Crowdfunding may yet become a reality in North Carolina with the filing of a new bill in the state Senate on Wednesday. It’s called PACES, or “Providing Access To Entrepreneurs/Small Business.”

Legislation also has been introduced in the House.

With bills on the agenda in both houses, perhaps the politicos will keep legislation apart from the ongoing squabble over economic incentives that ended up derailing bipartisan-supported crowdfunding a year ago.

Entrepreneurs and people looking to invest in startups can only hope the General Assembly will keep crowdfunding separate from the incentives debate, which continues to rage.

Senators Tamara Barringer, Ralph Hise and Rick Gunn are the primary backers of the North Carolina Providing Access to Capital for Entrepreneurs and Small Business Act (S481.)

You can read the details here:

Triangle angel investor and entrepreneur Mark Easley and others have been lobbying for crowdfunding the past two years. Gov. Pat McCrory and his administration also support the new means of funding startups.

As Easley notes in a blog, the new bill reflects a broad effort to get the bill passed. And as he notes – importantly – it’s a “stand alone” bill.

“Senate Bill S481 is the stand alone version of the NC JOBS/PACES Act that our working group reviewed and recommended back in January, and that the Governor and Commerce Secretary Skvarla have been promoting. The working group consists of the NC JOBS/PACES Act private sector team of attorneys and crowdfunding business experts, the NC Secretary of State Securities Division, and the NC Commerce Department. This bill is based on the original NC JOBS Act, with some enhancements recommended by the working group,” Easley writes.

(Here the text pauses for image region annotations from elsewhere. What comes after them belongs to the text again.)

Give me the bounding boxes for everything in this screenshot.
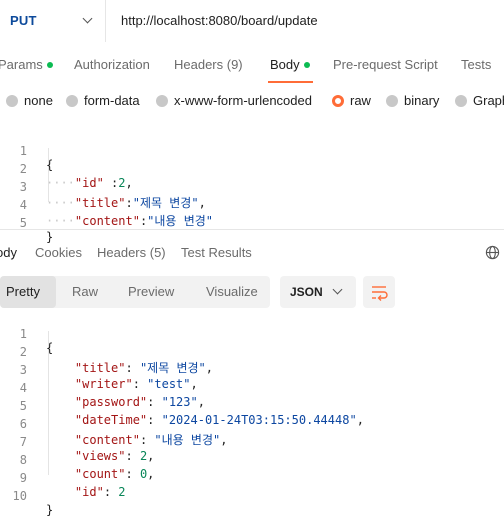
radio-none[interactable]: none bbox=[6, 93, 53, 108]
view-preview[interactable]: Preview bbox=[128, 284, 174, 299]
tab-label: Pre-request Script bbox=[333, 57, 438, 72]
tab-response-body[interactable]: ody bbox=[0, 245, 17, 260]
radio-label: none bbox=[24, 93, 53, 108]
radio-label: Graph bbox=[473, 93, 504, 108]
radio-raw[interactable]: raw bbox=[332, 93, 371, 108]
radio-label: x-www-form-urlencoded bbox=[174, 93, 312, 108]
code-line: 2 ····"id" :2, bbox=[0, 148, 504, 190]
tab-label: Params bbox=[0, 57, 43, 72]
code-line: 4 "password": "123", bbox=[0, 367, 504, 409]
tab-pre-request-script[interactable]: Pre-request Script bbox=[333, 57, 438, 72]
code-line: 3 ····"title":"제목 변경", bbox=[0, 166, 504, 210]
code-line: 7 "views": 2, bbox=[0, 421, 504, 463]
method-selector[interactable]: PUT bbox=[0, 0, 106, 42]
request-body-editor[interactable]: 1 { 2 ····"id" :2, 3 ····"title":"제목 변경"… bbox=[0, 130, 504, 244]
indicator-dot bbox=[46, 61, 53, 68]
radio-button bbox=[386, 94, 398, 107]
code-line: 5 } bbox=[0, 202, 504, 244]
tab-body[interactable]: Body bbox=[270, 57, 310, 72]
format-dropdown[interactable]: JSON bbox=[280, 276, 356, 308]
radio-button bbox=[66, 94, 78, 107]
radio-x-www-form-urlencoded[interactable]: x-www-form-urlencoded bbox=[156, 93, 312, 108]
code-line: 10 } bbox=[0, 475, 504, 517]
brace-close: } bbox=[46, 503, 54, 517]
tab-headers[interactable]: Headers (9) bbox=[174, 57, 243, 72]
radio-button-selected bbox=[332, 94, 344, 107]
format-label: JSON bbox=[290, 285, 323, 299]
line-number: 5 bbox=[19, 216, 27, 230]
code-line: 5 "dateTime": "2024-01-24T03:15:50.44448… bbox=[0, 385, 504, 427]
radio-button bbox=[156, 94, 168, 107]
tab-authorization[interactable]: Authorization bbox=[74, 57, 150, 72]
tab-label: Headers (9) bbox=[174, 57, 243, 72]
code-line: 3 "writer": "test", bbox=[0, 349, 504, 391]
response-body-viewer[interactable]: 1 { 2 "title": "제목 변경", 3 "writer": "tes… bbox=[0, 313, 504, 517]
code-line: 9 "id": 2 bbox=[0, 457, 504, 499]
code-line: 1 { bbox=[0, 130, 504, 172]
response-toolbar: Pretty Raw Preview Visualize JSON bbox=[0, 276, 504, 310]
request-bar: PUT http://localhost:8080/board/update bbox=[0, 0, 504, 42]
tab-test-results[interactable]: Test Results bbox=[181, 245, 252, 260]
radio-label: binary bbox=[404, 93, 440, 108]
tab-tests[interactable]: Tests bbox=[461, 57, 491, 72]
view-mode-switcher: Pretty Raw Preview Visualize bbox=[0, 276, 270, 308]
active-tab-underline bbox=[268, 81, 313, 83]
request-tabs: Params Authorization Headers (9) Body Pr… bbox=[0, 48, 504, 84]
tab-response-headers[interactable]: Headers (5) bbox=[97, 245, 166, 260]
code-line: 1 { bbox=[0, 313, 504, 355]
radio-graphql[interactable]: Graph bbox=[455, 93, 504, 108]
response-tabs: ody Cookies Headers (5) Test Results bbox=[0, 238, 504, 268]
view-pretty[interactable]: Pretty bbox=[6, 284, 40, 299]
code-line: 6 "content": "내용 변경", bbox=[0, 403, 504, 447]
radio-button bbox=[6, 94, 18, 107]
code-line: 8 "count": 0, bbox=[0, 439, 504, 481]
tab-label: Body bbox=[270, 57, 300, 72]
tab-params[interactable]: Params bbox=[0, 57, 53, 72]
radio-label: raw bbox=[350, 93, 371, 108]
wrap-lines-button[interactable] bbox=[363, 276, 395, 308]
radio-button bbox=[455, 94, 467, 107]
url-input[interactable]: http://localhost:8080/board/update bbox=[121, 13, 318, 28]
globe-icon[interactable] bbox=[485, 245, 500, 260]
body-type-options: none form-data x-www-form-urlencoded raw… bbox=[0, 86, 504, 116]
chevron-down-icon bbox=[82, 13, 93, 24]
wrap-lines-icon bbox=[372, 286, 388, 301]
code-line: 2 "title": "제목 변경", bbox=[0, 331, 504, 375]
tab-cookies[interactable]: Cookies bbox=[35, 245, 82, 260]
radio-form-data[interactable]: form-data bbox=[66, 93, 140, 108]
tab-label: Authorization bbox=[74, 57, 150, 72]
view-raw[interactable]: Raw bbox=[72, 284, 98, 299]
radio-binary[interactable]: binary bbox=[386, 93, 439, 108]
tab-label: Tests bbox=[461, 57, 492, 72]
indicator-dot bbox=[303, 61, 310, 68]
radio-label: form-data bbox=[84, 93, 140, 108]
view-visualize[interactable]: Visualize bbox=[206, 284, 258, 299]
line-number: 10 bbox=[12, 489, 27, 503]
chevron-down-icon bbox=[332, 284, 343, 295]
pane-divider[interactable] bbox=[0, 229, 504, 230]
method-label: PUT bbox=[10, 13, 37, 28]
code-line: 4 ····"content":"내용 변경" bbox=[0, 184, 504, 228]
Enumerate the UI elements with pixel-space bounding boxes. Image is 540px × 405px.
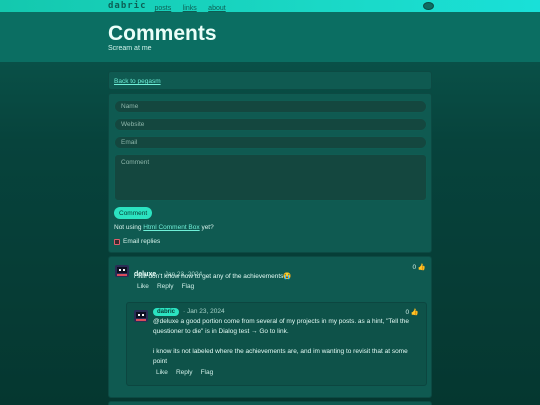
- reply-button[interactable]: Reply: [157, 283, 174, 290]
- nav-link-posts[interactable]: posts: [155, 5, 172, 12]
- flag-button[interactable]: Flag: [182, 283, 195, 290]
- comment-form: Comment Not using Html Comment Box yet? …: [108, 93, 432, 253]
- email-replies-option: Email replies: [114, 238, 160, 245]
- comment-textarea[interactable]: [114, 154, 427, 201]
- next-comment-card: [108, 401, 432, 405]
- theme-toggle-icon[interactable]: [423, 2, 434, 10]
- submit-comment-button[interactable]: Comment: [114, 207, 153, 219]
- promo-suffix: yet?: [199, 224, 214, 231]
- email-replies-label: Email replies: [123, 238, 161, 245]
- reply-body-second: i know its not labeled where the achieve…: [153, 348, 408, 365]
- reply-date: · Jan 23, 2024: [183, 308, 225, 315]
- email-replies-checkbox[interactable]: [114, 238, 120, 245]
- avatar-icon: [115, 265, 129, 277]
- top-bar: dabric posts links about: [0, 0, 540, 12]
- nav-link-links[interactable]: links: [183, 5, 197, 12]
- comment-thread: deluxe · Jan 23, 2024 0 👍 i still don't …: [108, 256, 432, 398]
- name-field[interactable]: [114, 100, 427, 113]
- website-field[interactable]: [114, 118, 427, 131]
- like-count[interactable]: 0 👍: [412, 263, 426, 271]
- reply-comment: dabric · Jan 23, 2024 0 👍 @deluxe a good…: [126, 302, 427, 386]
- like-button[interactable]: Like: [156, 369, 168, 376]
- flag-button[interactable]: Flag: [201, 369, 214, 376]
- back-link-card: Back to pegasm: [108, 71, 432, 90]
- reply-body: @deluxe a good portion come from several…: [153, 318, 410, 335]
- reply-button[interactable]: Reply: [176, 369, 193, 376]
- back-link[interactable]: Back to pegasm: [114, 78, 161, 85]
- promo-text: Not using Html Comment Box yet?: [114, 224, 214, 231]
- comment-actions: Like Reply Flag: [137, 283, 202, 290]
- email-field[interactable]: [114, 136, 427, 149]
- like-button[interactable]: Like: [137, 283, 149, 290]
- site-logo[interactable]: dabric: [108, 1, 147, 11]
- page-subtitle: Scream at me: [108, 45, 152, 52]
- avatar-icon: [134, 310, 148, 322]
- reply-actions: Like Reply Flag: [156, 369, 221, 376]
- page-title: Comments: [108, 22, 217, 45]
- promo-prefix: Not using: [114, 224, 144, 231]
- reply-like-count[interactable]: 0 👍: [405, 308, 419, 316]
- promo-link[interactable]: Html Comment Box: [143, 224, 199, 231]
- nav-link-about[interactable]: about: [208, 5, 226, 12]
- reply-author-badge[interactable]: dabric: [153, 308, 180, 316]
- comment-body: i still don't know how to get any of the…: [134, 273, 292, 280]
- page-header: [0, 12, 540, 62]
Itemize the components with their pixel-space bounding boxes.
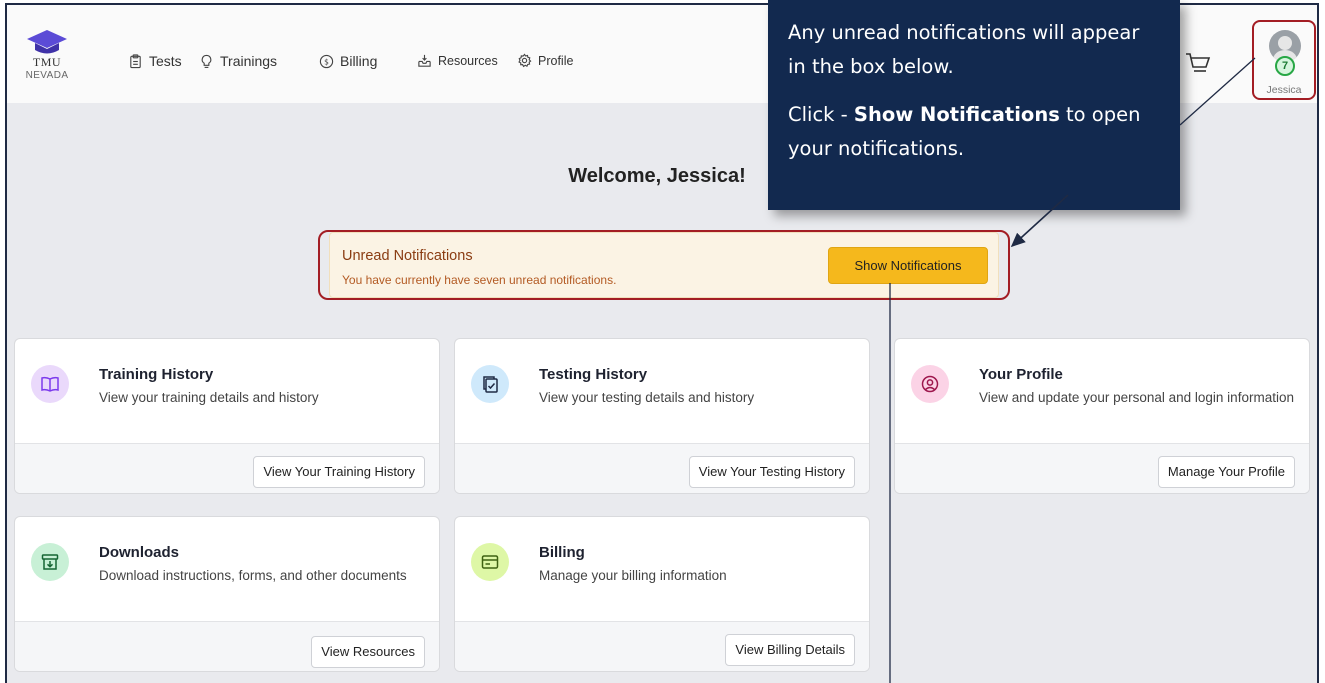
inbox-icon: [418, 54, 431, 67]
nav-resources-label: Resources: [438, 53, 498, 68]
user-avatar-button[interactable]: 7 Jessica: [1252, 20, 1316, 100]
nav-trainings[interactable]: Trainings: [199, 53, 277, 69]
card-title: Billing: [539, 544, 585, 561]
archive-download-icon: [41, 554, 59, 570]
nav-trainings-label: Trainings: [220, 53, 278, 69]
view-training-history-button[interactable]: View Your Training History: [253, 456, 425, 488]
clipboard-icon: [130, 53, 141, 68]
testing-history-card: Testing History View your testing detail…: [454, 338, 870, 494]
card-description: View your training details and history: [99, 390, 319, 405]
view-testing-history-button[interactable]: View Your Testing History: [688, 456, 855, 488]
card-icon-wrapper: [31, 543, 69, 581]
nav-tests-label: Tests: [149, 53, 182, 69]
card-title: Training History: [99, 366, 214, 383]
gear-icon: [518, 53, 532, 68]
nav-resources[interactable]: Resources: [417, 53, 498, 68]
svg-text:$: $: [324, 57, 329, 66]
notification-count-badge: 7: [1275, 56, 1295, 76]
callout-line-1: Any unread notifications will appear in …: [788, 21, 1140, 78]
manage-profile-button[interactable]: Manage Your Profile: [1157, 456, 1295, 488]
logo[interactable]: TMU NEVADA: [25, 27, 69, 81]
card-footer: Manage Your Profile: [895, 443, 1309, 493]
card-footer: View Billing Details: [455, 621, 869, 671]
nav-billing[interactable]: $ Billing: [319, 53, 377, 69]
billing-card: Billing Manage your billing information …: [454, 516, 870, 672]
card-description: View and update your personal and login …: [979, 390, 1294, 405]
your-profile-card: Your Profile View and update your person…: [894, 338, 1310, 494]
callout-bold: Show Notifications: [853, 103, 1060, 126]
callout-prefix: Click -: [788, 103, 854, 126]
nav-profile-label: Profile: [538, 53, 574, 68]
card-description: Download instructions, forms, and other …: [99, 568, 407, 583]
cart-icon[interactable]: [1185, 51, 1211, 75]
card-footer: View Your Testing History: [455, 443, 869, 493]
card-title: Downloads: [99, 544, 180, 561]
card-footer: View Your Training History: [15, 443, 439, 493]
lightbulb-icon: [201, 54, 212, 68]
nav-tests[interactable]: Tests: [128, 53, 182, 69]
avatar-username: Jessica: [1266, 84, 1302, 96]
logo-state: NEVADA: [25, 70, 69, 81]
book-icon: [41, 376, 59, 392]
clipboard-check-icon: [483, 376, 498, 393]
highlight-bracket: [318, 230, 1010, 300]
view-resources-button[interactable]: View Resources: [311, 636, 425, 668]
training-history-card: Training History View your training deta…: [14, 338, 440, 494]
view-billing-details-button[interactable]: View Billing Details: [725, 634, 855, 666]
card-description: View your testing details and history: [539, 390, 755, 405]
dollar-circle-icon: $: [319, 54, 334, 68]
card-footer: View Resources: [15, 621, 439, 671]
card-icon-wrapper: [471, 543, 509, 581]
credit-card-icon: [481, 555, 499, 569]
nav-billing-label: Billing: [340, 53, 378, 69]
card-title: Testing History: [539, 366, 648, 383]
card-icon-wrapper: [31, 365, 69, 403]
downloads-card: Downloads Download instructions, forms, …: [14, 516, 440, 672]
card-icon-wrapper: [911, 365, 949, 403]
user-circle-icon: [921, 375, 939, 393]
card-description: Manage your billing information: [539, 568, 727, 583]
tutorial-callout: Any unread notifications will appear in …: [768, 0, 1180, 210]
callout-line-2: Click - Show Notifications to open your …: [788, 98, 1160, 166]
card-title: Your Profile: [979, 366, 1063, 383]
nav-profile[interactable]: Profile: [517, 53, 573, 68]
graduation-cap-icon: [27, 30, 67, 54]
logo-brand: TMU: [32, 55, 62, 69]
card-icon-wrapper: [471, 365, 509, 403]
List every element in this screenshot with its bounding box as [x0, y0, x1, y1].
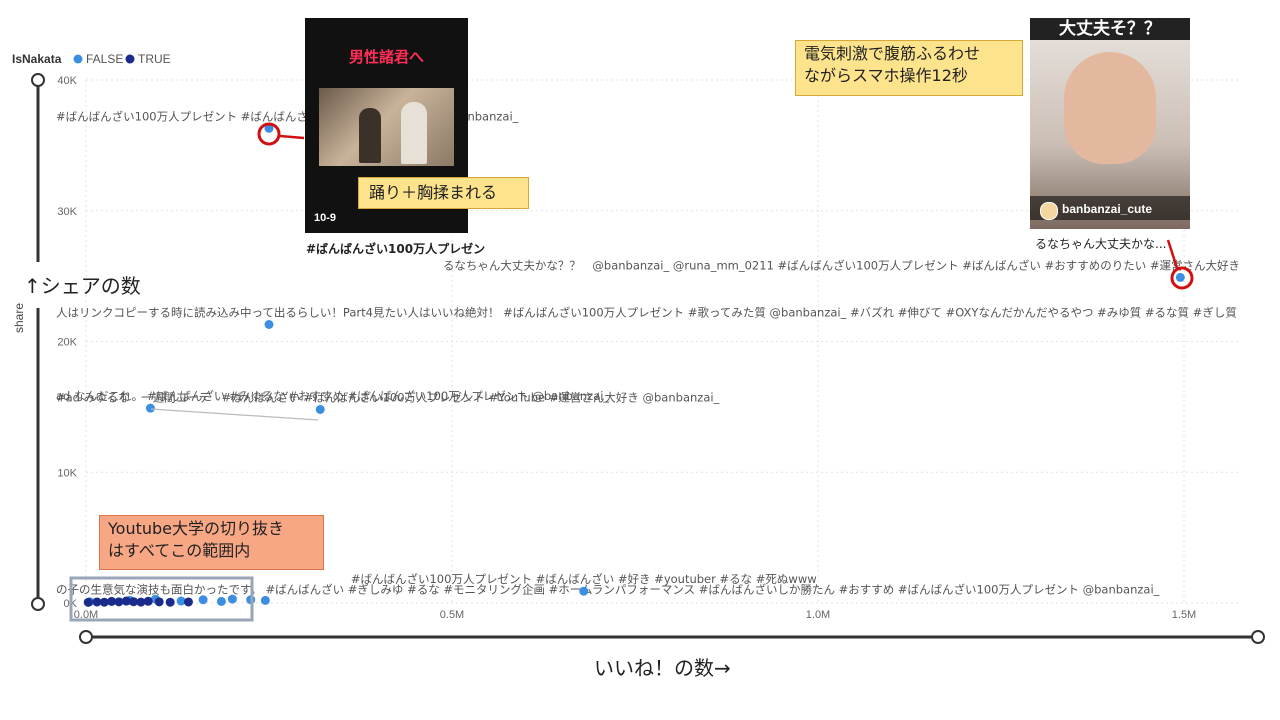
y-axis-slider-handle-bottom[interactable] [31, 597, 45, 611]
x-tick-label: 1.0M [806, 609, 830, 621]
data-point-true[interactable] [183, 597, 193, 607]
data-point-false[interactable] [227, 594, 237, 604]
y-caption: ↑シェアの数 [24, 274, 141, 298]
y-axis-title: share [12, 303, 26, 333]
data-point-true[interactable] [165, 597, 175, 607]
legend-label-false[interactable]: FALSE [86, 52, 123, 66]
avatar [1040, 202, 1058, 220]
x-caption: いいね！の数→ [594, 656, 731, 680]
thumb-2-handle: banbanzai_cute [1062, 202, 1153, 216]
highlight-pointer-1 [279, 134, 305, 140]
thumb-1-corner-label: 10-9 [314, 212, 337, 224]
thumb-2-face [1064, 52, 1156, 164]
callout-electric-abs: 電気刺激で腹筋ふるわせ ながらスマホ操作12秒 [795, 40, 1023, 96]
thumb-1-caption: #ばんばんざい100万人プレゼン [306, 242, 486, 256]
thumb-2-banner: 大丈夫そ？？ [1030, 18, 1190, 40]
video-thumbnail-2[interactable]: 大丈夫そ？？ banbanzai_cute [1030, 18, 1190, 229]
callout-dance: 踊り＋胸揉まれる [358, 177, 529, 209]
data-point-false[interactable] [579, 586, 589, 596]
y-axis-slider-handle-top[interactable] [31, 73, 45, 87]
thumb-1-photo [319, 88, 454, 166]
callout-youtube-range: Youtube大学の切り抜き はすべてこの範囲内 [99, 515, 324, 570]
legend-marker-true [125, 54, 135, 64]
y-tick-label: 10K [57, 467, 77, 479]
point-label: るなちゃん大丈夫かな？？ @banbanzai_ @runa_mm_0211 #… [443, 258, 1240, 272]
data-point-false[interactable] [315, 404, 325, 414]
legend: IsNakata FALSE TRUE [12, 52, 171, 66]
thumb-1-banner: 男性諸君へ [348, 48, 424, 66]
x-axis-slider-handle-left[interactable] [79, 630, 93, 644]
x-axis-slider-handle-right[interactable] [1251, 630, 1265, 644]
legend-marker-false [73, 54, 83, 64]
data-point-true[interactable] [154, 597, 164, 607]
x-tick-label: 0.5M [440, 609, 464, 621]
data-point-false[interactable] [145, 403, 155, 413]
connector-line [150, 408, 319, 421]
data-point-false[interactable] [216, 596, 226, 606]
point-label: ad なんだこれ。 #ばんばんざい #みゆるな #おすすめ #ばんばんざい100… [56, 389, 609, 403]
thumb-2-caption: るなちゃん大丈夫かな... [1035, 237, 1167, 251]
y-axis-ticks: 0K10K20K30K40K [57, 75, 77, 610]
y-tick-label: 20K [57, 337, 77, 349]
point-label: の子の生意気な演技も面白かったです。 #ばんばんざい #ぎしみゆ #るな #モニ… [56, 583, 1160, 597]
data-point-false[interactable] [198, 595, 208, 605]
data-point-true[interactable] [83, 597, 93, 607]
legend-label-true[interactable]: TRUE [138, 52, 171, 66]
legend-title: IsNakata [12, 52, 62, 66]
data-point-false[interactable] [260, 595, 270, 605]
data-point-true[interactable] [143, 596, 153, 606]
point-label: 人はリンクコピーする時に読み込み中って出るらしい！Part4見たい人はいいね絶対… [56, 306, 1237, 320]
data-point-false[interactable] [1175, 272, 1185, 282]
data-point-false[interactable] [264, 320, 274, 330]
y-tick-label: 30K [57, 206, 77, 218]
x-tick-label: 1.5M [1172, 609, 1196, 621]
y-tick-label: 40K [57, 75, 77, 87]
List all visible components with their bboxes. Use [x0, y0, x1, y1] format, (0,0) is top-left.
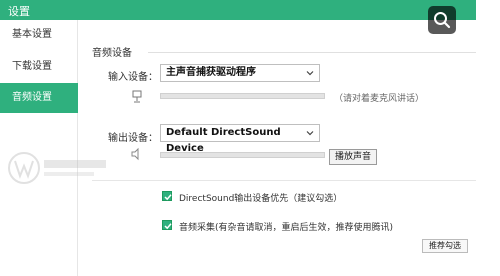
play-sound-button[interactable]: 播放声音	[329, 149, 377, 165]
output-device-value: Default DirectSound Device	[166, 127, 281, 154]
audio-capture-checkbox[interactable]	[162, 220, 172, 230]
output-device-label: 输出设备：	[108, 133, 158, 144]
input-device-select[interactable]: 主声音捕获驱动程序	[160, 64, 320, 82]
options-divider	[92, 180, 488, 181]
input-device-label: 输入设备：	[108, 72, 158, 83]
input-level-meter	[160, 93, 325, 99]
sidebar-item-label: 音频设置	[12, 92, 52, 103]
settings-sidebar: 基本设置 下载设置 音频设置	[0, 20, 106, 276]
window-title: 设置	[8, 5, 30, 18]
audio-capture-label: 音频采集(有杂音请取消，重启后生效，推荐使用腾讯)	[179, 223, 394, 233]
sidebar-item-basic[interactable]: 基本设置	[0, 20, 78, 50]
directsound-priority-label: DirectSound输出设备优先（建议勾选）	[179, 194, 343, 204]
section-divider	[148, 52, 488, 53]
sidebar-item-audio[interactable]: 音频设置	[0, 83, 78, 113]
recommend-button[interactable]: 推荐勾选	[422, 239, 468, 253]
right-margin	[476, 0, 500, 276]
microphone-icon	[132, 90, 142, 103]
input-hint: （请对着麦克风讲话）	[334, 94, 425, 104]
audio-settings-panel: 音频设备 输入设备： 主声音捕获驱动程序 （请对着麦克风讲话） 输出设备： De…	[78, 20, 500, 276]
sidebar-item-label: 下载设置	[12, 61, 52, 72]
chevron-down-icon	[306, 71, 314, 76]
output-device-select[interactable]: Default DirectSound Device	[160, 124, 320, 154]
directsound-priority-checkbox[interactable]	[162, 191, 172, 201]
sidebar-item-label: 基本设置	[12, 29, 52, 40]
section-title: 音频设备	[92, 48, 132, 59]
checkmark-icon	[164, 194, 172, 201]
chevron-down-icon	[306, 131, 314, 136]
checkmark-icon	[164, 223, 172, 230]
sidebar-item-download[interactable]: 下载设置	[0, 52, 78, 82]
output-level-meter	[160, 152, 325, 158]
input-device-value: 主声音捕获驱动程序	[166, 67, 256, 78]
title-bar: 设置	[0, 0, 500, 20]
speaker-icon	[131, 147, 139, 161]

Companies could raise as much as $2 million and promote the investments over the Internet, assuming proper disclosure rules are followed.

“Non-accredited” investors also can play, potentially adding hundreds of thousands of people to the investment crowd.

Here’s the definition of “non-accredited investor,” according to Investopedia:

“An investor who does not meet the net worth requirements for an accredited investor under the Securities & Exchange Commission’s Regulation D. A non-accredited individual investor is one who has a net worth of less than $1 million (including spouse) and who earned less than $200,000 annually ($300,000 with spouse) in the last two years.”

Accredited (high net-worth individuals) and non-accredited backers can put as much as $5,000 into a company per year.

“This is a financial investment model that is well understood by the start-up investment and small business services community,” Easley says of the bill. “The NC PACES Act is also compatible with crowdfunding initiatives at the Federal level and with those being implemented in other states.”